I figured "Ok, I'll just fire up sysresccd, chroot what I need, fix the mdadm.conf in the initramfs, "init 6" and all will be right with the world once again. WRONG! For whatever the reason, sysresccd decided to pick just a few random disks out of one of the arrays and, initiate a resync during boot before I had an interactive tty. Nice! Thanks for that. Fantastic!
The next thing that I did was stop the resync, and fix my mdadm.conf in initramfs. Reboot. Two of the three arrays came back up assembled and clean. One (RAID6) didn't. Here's what the disks in the affected array look like now.....
[root@SAN ~]# mdadm -E /dev/sdj
/dev/sdj:
MBR Magic : aa55
Partition[0] : 4294967295 sectors at 1 (type ee)
[root@SAN ~]# mdadm -E /dev/sdn
/dev/sdn:
Magic : a92b4efc
Version : 1.2
Feature Map : 0x0
Array UUID : cb360579:c72e69f9:a378bc9e:f7498b21
Name : SAN.iscsi.export:2 (local to host
SAN.iscsi.net)
Creation Time : Tue Aug 12 00:35:45 2014
Raid Level : raid6
Raid Devices : 14
Avail Dev Size : 7813775024 (3725.90 GiB 4000.65 GB)

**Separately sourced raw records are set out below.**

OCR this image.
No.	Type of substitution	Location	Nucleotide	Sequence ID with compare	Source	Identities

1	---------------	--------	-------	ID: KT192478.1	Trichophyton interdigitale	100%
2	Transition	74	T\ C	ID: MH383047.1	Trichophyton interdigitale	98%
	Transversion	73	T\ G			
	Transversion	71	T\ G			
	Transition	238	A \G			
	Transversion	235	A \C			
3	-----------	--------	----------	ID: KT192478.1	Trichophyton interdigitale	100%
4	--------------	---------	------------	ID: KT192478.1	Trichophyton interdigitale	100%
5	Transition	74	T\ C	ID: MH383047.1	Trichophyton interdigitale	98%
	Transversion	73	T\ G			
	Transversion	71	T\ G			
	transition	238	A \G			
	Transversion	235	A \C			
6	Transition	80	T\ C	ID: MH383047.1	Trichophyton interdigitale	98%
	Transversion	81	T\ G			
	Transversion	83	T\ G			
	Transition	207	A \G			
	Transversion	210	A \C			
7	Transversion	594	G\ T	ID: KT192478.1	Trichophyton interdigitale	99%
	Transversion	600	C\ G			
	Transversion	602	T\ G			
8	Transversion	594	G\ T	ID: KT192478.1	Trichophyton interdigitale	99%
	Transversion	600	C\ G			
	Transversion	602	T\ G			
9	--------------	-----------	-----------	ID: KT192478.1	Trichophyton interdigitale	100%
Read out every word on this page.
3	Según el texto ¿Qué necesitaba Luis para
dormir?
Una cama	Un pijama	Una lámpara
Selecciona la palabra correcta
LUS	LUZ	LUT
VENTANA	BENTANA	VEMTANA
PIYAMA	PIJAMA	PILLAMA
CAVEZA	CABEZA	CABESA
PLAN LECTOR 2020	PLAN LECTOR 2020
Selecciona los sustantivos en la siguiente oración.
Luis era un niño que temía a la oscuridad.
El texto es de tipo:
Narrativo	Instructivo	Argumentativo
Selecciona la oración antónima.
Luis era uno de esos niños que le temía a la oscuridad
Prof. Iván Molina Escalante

Array Size : 46882646016 (44710.78 GiB 48007.83 GB)
Used Dev Size : 7813774336 (3725.90 GiB 4000.65 GB)
Data Offset : 249856 sectors
Super Offset : 8 sectors
Unused Space : before=249768 sectors, after=12976 sectors
State : clean
Device UUID : 34a42a25:97152243:aec7c16e:663d6632
Update Time : Fri May 15 12:33:05 2015
Bad Block Log : 512 entries available at offset 72 sectors
Checksum : a93512dd - correct
Events : 28347
Layout : left-symmetric
Chunk Size : 512K
Device Role : Active device 10
Array State : AAAAAAAAAAAAAA ('A' == active, '.' == missing, 'R' == replacing)
Yes, before you ask. There's more than two disks out of the fourteen that have borked superblocks like this.
My question now is, what should I do? Do I just lower the flag to half mast, have a moment of silence and start from scratch? Ideas?